Always check fishing regulations for area restrictions.

Hook Removal

  • Keep the fish in the water.
  • If the fish is hooked deeply or in a vital area, cut the line near the hook.
  • Use hemostats, pliers, or de-hooking tools to remove the hook while the fish is in the water. This will allow you to remove the hook without touching the fish with your hands.
  • Back the hook out from the same hole in which it entered.

Revive Your Fish

  • In flowing water, position the fish with its belly down and with the head facing into the current.
  • In still water, place the fish so the belly is down and hold the fish near the tail. Gently move the fish back and forth.
  • When the fish starts to quiver, it's time to let it go.

Taking Pictures

  • If feasible, take a picture of the fish while it's in the water.
  • If you take a fish out of the water for a picture, do so when the photographer is ready. Water should be dripping off the fish to illustrate this point.
  • Make sure hands are wet before touching the fish.
  • Stand or kneel in the water while taking the picture. This will help to minimize injury if the fish is dropped.
  • Be aware that some regulations do not allow anglers to remove a fish from the water if it is intended to be released.

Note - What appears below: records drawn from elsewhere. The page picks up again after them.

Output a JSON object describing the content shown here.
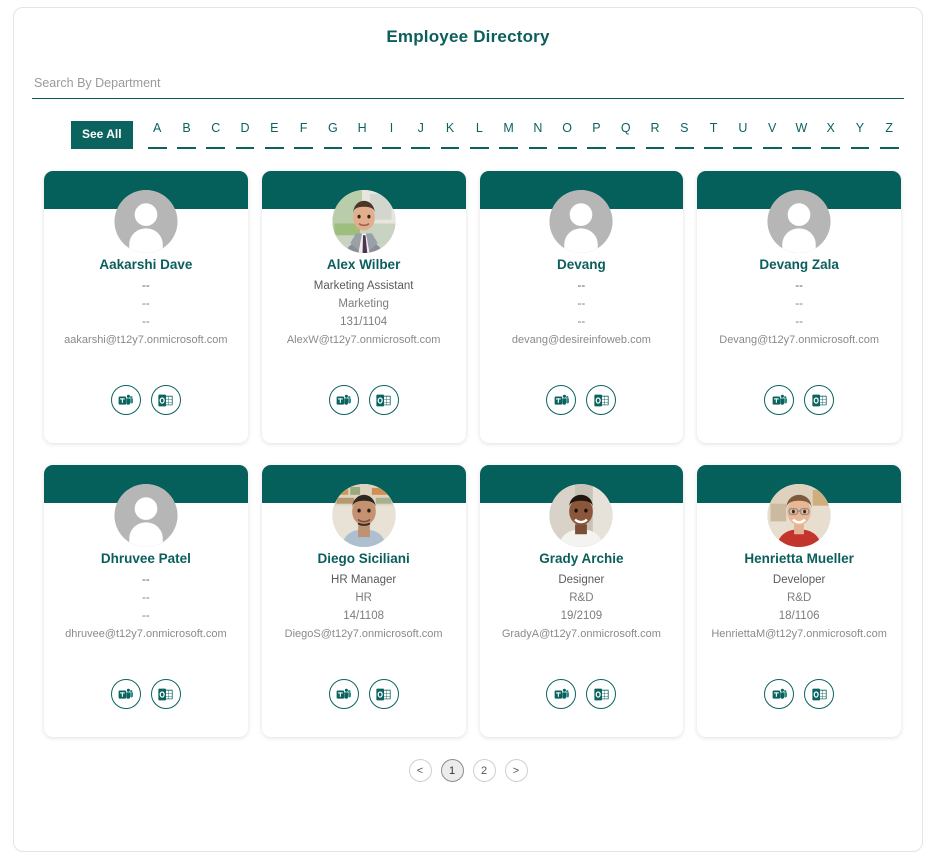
{
  "header": {
    "title": "Employee Directory"
  },
  "search": {
    "placeholder": "Search By Department",
    "value": ""
  },
  "alpha_filter": {
    "see_all_label": "See All",
    "active": "See All",
    "letters": [
      "A",
      "B",
      "C",
      "D",
      "E",
      "F",
      "G",
      "H",
      "I",
      "J",
      "K",
      "L",
      "M",
      "N",
      "O",
      "P",
      "Q",
      "R",
      "S",
      "T",
      "U",
      "V",
      "W",
      "X",
      "Y",
      "Z"
    ]
  },
  "actions": {
    "teams_icon": "microsoft-teams-icon",
    "outlook_icon": "microsoft-outlook-icon",
    "teams_label": "Chat on Teams",
    "outlook_label": "Send email in Outlook"
  },
  "employees": [
    {
      "name": "Aakarshi Dave",
      "job_title": "--",
      "department": "--",
      "office": "--",
      "email": "aakarshi@t12y7.onmicrosoft.com",
      "avatar": "placeholder"
    },
    {
      "name": "Alex Wilber",
      "job_title": "Marketing Assistant",
      "department": "Marketing",
      "office": "131/1104",
      "email": "AlexW@t12y7.onmicrosoft.com",
      "avatar": "photo-alex"
    },
    {
      "name": "Devang",
      "job_title": "--",
      "department": "--",
      "office": "--",
      "email": "devang@desireinfoweb.com",
      "avatar": "placeholder"
    },
    {
      "name": "Devang Zala",
      "job_title": "--",
      "department": "--",
      "office": "--",
      "email": "Devang@t12y7.onmicrosoft.com",
      "avatar": "placeholder"
    },
    {
      "name": "Dhruvee Patel",
      "job_title": "--",
      "department": "--",
      "office": "--",
      "email": "dhruvee@t12y7.onmicrosoft.com",
      "avatar": "placeholder"
    },
    {
      "name": "Diego Siciliani",
      "job_title": "HR Manager",
      "department": "HR",
      "office": "14/1108",
      "email": "DiegoS@t12y7.onmicrosoft.com",
      "avatar": "photo-diego"
    },
    {
      "name": "Grady Archie",
      "job_title": "Designer",
      "department": "R&D",
      "office": "19/2109",
      "email": "GradyA@t12y7.onmicrosoft.com",
      "avatar": "photo-grady"
    },
    {
      "name": "Henrietta Mueller",
      "job_title": "Developer",
      "department": "R&D",
      "office": "18/1106",
      "email": "HenriettaM@t12y7.onmicrosoft.com",
      "avatar": "photo-henrietta"
    }
  ],
  "pagination": {
    "prev_label": "<",
    "next_label": ">",
    "pages": [
      "1",
      "2"
    ],
    "current_page": "1"
  },
  "colors": {
    "brand_teal": "#055f5a",
    "name_teal": "#0b5e5c",
    "accent": "#0b6360",
    "muted_text": "#7d7d7d"
  }
}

It is illegal in some areas of Alaska to remove a fish from the water.

Being a Steward of the Resource

Anglers take pride in harvesting fish for personal consumption. Fish are healthy and provide a significant amount of protein. When releasing fish, practicing proper release methods promotes sustainable fisheries and helps ensure Alaska's fishing legacy remains healthy and intact well into the future. It's truly up to the angler to choose to be a steward of the resources that comprise Alaska's unique natural world.